> From: Jim Blandy <xxxxxx@redhat.com>
> Tom Lord <xxxxxx@emf.net> writes:
> > > Also, when running in a system with a precise collector and
> > > interrupt-anytime threads, Pika-style would require the elided
> > > mn__[begin|end]_incoherent() critical section calls?
> > No.
> > There is an independent and wholly unrelated reason to want those for
> > different examples, but they are not required for any of what we are
> > discussing.
> Under such a GC, would Pika-style scm_car and scm_cdr require critical
> sections to be marked internally?
To my mind, the specific mention of CAR and CDR is a red herring.
You could more clearly ask the more general question:
With a precise collector and interrupt-anytime (or concurrent)
threads, would there need to be GC-exclusion around all reads
from and writes to Scheme locations, as well as any cases
where a reference to a Scheme value may exist outside of any
Scheme location?
Absent stronger guarantees about the C store than are provided by
the C standard itself, of course the answer is yes.

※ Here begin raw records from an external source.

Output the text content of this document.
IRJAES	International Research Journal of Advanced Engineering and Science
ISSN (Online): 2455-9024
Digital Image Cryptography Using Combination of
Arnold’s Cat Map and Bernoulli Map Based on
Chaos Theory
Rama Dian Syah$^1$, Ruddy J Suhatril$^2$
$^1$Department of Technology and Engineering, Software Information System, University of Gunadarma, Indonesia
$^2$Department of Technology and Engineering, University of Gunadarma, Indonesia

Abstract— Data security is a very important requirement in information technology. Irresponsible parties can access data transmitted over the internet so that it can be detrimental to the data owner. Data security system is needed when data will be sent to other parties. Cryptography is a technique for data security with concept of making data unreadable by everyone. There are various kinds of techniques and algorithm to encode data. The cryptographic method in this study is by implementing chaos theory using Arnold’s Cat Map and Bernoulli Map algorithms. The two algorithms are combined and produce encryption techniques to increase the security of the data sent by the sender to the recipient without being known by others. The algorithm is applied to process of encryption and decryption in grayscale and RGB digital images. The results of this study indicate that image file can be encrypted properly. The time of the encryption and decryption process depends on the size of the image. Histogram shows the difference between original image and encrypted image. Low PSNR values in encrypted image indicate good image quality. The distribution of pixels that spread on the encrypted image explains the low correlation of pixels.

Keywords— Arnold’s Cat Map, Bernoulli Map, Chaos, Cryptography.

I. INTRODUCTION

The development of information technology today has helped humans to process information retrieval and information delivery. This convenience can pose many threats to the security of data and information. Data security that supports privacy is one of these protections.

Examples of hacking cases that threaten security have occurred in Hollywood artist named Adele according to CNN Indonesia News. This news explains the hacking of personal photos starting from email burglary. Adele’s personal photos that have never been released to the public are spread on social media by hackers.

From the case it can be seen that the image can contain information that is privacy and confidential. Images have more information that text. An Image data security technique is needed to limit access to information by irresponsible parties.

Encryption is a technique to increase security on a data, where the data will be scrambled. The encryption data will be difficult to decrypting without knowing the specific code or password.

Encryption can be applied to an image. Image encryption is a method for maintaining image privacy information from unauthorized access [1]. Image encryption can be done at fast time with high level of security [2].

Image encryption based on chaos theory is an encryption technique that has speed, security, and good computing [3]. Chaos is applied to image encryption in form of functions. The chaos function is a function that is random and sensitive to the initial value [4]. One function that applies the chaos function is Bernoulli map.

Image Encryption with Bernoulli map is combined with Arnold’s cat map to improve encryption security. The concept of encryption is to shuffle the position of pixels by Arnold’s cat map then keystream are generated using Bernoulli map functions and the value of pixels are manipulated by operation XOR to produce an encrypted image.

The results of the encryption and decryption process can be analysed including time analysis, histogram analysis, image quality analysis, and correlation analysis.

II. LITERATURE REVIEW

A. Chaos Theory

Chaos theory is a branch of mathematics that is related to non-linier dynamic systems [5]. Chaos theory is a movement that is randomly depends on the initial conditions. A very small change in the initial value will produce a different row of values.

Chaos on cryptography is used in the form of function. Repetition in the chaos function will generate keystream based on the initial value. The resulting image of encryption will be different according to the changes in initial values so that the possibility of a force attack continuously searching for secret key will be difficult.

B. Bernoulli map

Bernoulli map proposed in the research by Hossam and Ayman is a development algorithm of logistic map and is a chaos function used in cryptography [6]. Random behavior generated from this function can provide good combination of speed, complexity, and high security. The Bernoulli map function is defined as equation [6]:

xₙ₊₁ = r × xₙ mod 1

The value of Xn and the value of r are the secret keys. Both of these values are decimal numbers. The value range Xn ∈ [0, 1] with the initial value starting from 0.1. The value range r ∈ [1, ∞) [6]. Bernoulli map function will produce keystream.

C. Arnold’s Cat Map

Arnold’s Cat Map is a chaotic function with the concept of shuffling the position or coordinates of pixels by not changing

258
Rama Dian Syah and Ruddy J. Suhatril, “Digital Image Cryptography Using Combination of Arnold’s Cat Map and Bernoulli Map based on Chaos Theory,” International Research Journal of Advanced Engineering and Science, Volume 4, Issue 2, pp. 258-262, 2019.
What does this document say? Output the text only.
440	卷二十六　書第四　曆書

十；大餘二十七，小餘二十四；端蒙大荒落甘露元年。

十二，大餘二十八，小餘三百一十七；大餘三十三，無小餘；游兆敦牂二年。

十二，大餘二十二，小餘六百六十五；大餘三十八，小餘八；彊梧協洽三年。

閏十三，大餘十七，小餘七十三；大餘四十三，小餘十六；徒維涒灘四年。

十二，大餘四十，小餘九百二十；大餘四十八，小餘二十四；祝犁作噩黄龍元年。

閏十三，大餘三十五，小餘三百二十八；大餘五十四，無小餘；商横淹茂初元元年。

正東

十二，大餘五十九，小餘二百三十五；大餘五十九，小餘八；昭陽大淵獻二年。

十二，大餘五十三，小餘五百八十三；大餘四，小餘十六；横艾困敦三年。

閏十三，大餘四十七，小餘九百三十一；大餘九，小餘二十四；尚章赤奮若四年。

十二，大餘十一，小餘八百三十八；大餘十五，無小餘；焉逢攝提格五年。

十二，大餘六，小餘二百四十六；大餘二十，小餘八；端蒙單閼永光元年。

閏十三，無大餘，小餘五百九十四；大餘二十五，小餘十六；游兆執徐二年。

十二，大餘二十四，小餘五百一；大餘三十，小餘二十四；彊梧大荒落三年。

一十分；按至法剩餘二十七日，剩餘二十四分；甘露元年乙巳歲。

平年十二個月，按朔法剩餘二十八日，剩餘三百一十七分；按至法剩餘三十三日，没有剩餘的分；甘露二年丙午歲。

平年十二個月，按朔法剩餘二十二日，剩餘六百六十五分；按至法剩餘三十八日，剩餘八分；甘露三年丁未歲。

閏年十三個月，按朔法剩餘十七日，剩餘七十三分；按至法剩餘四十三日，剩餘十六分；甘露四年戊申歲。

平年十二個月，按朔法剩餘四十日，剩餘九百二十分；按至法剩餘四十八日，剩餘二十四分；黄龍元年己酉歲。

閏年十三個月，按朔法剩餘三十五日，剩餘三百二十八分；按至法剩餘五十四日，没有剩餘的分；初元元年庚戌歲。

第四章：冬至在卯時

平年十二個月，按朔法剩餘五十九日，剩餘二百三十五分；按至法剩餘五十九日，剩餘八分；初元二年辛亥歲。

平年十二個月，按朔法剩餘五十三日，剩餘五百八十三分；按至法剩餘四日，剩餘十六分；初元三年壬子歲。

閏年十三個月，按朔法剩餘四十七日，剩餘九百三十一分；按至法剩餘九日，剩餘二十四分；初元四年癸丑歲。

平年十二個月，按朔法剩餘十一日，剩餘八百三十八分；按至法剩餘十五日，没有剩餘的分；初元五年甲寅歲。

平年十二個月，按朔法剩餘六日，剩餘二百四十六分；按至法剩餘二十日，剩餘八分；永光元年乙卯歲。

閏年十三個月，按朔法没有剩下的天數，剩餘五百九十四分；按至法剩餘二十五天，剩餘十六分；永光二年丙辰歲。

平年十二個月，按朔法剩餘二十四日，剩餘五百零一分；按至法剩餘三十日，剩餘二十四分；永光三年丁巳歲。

What you are really suggesting with your question is an issue about
some code which is semantically equivalent to the Scheme fragment:
(set! x (cdr y))
(set! x (car x))
In translating that into C code, and assuming that we pay a penalty
for GC exclusion, might we not get better code for:
(with-gc-excluded
(set! x (cdr y))
(set! x (car x)))
?
We certainly might. And that is a sound argument for making CADR a
_native_ function rather than one that would have to be implemented in
a portable FFI.
It is also a sound argument for portable FFI _extensions_ (i.e., not
essential in the first SRFI) that would allow C code like:
{
SCM_GC_EXCLUDED_BLOCK_DECLS;
[....]
SCM_GC_EXCLUDED_BLOCK_BEGIN;
[....]
scm_clusterable_cdr (&result, instance, pair);
scm_clusterable_car (&result, instance, &result);
[....]
SCM_GC_EXCLUDED_BLOCK_END;
}
but the right to write such portable-FFI-using code is a privelege for
grownups who are stretching a good FFI to its limits -- not an
objection to using Pika-style conventions as the baseline.
(If you are looking at the CAR and CDR implementations in the Pika
code base -- note that they are not currently thread-safe. That's
why they're segregated into the `reps' ("representations") directory.)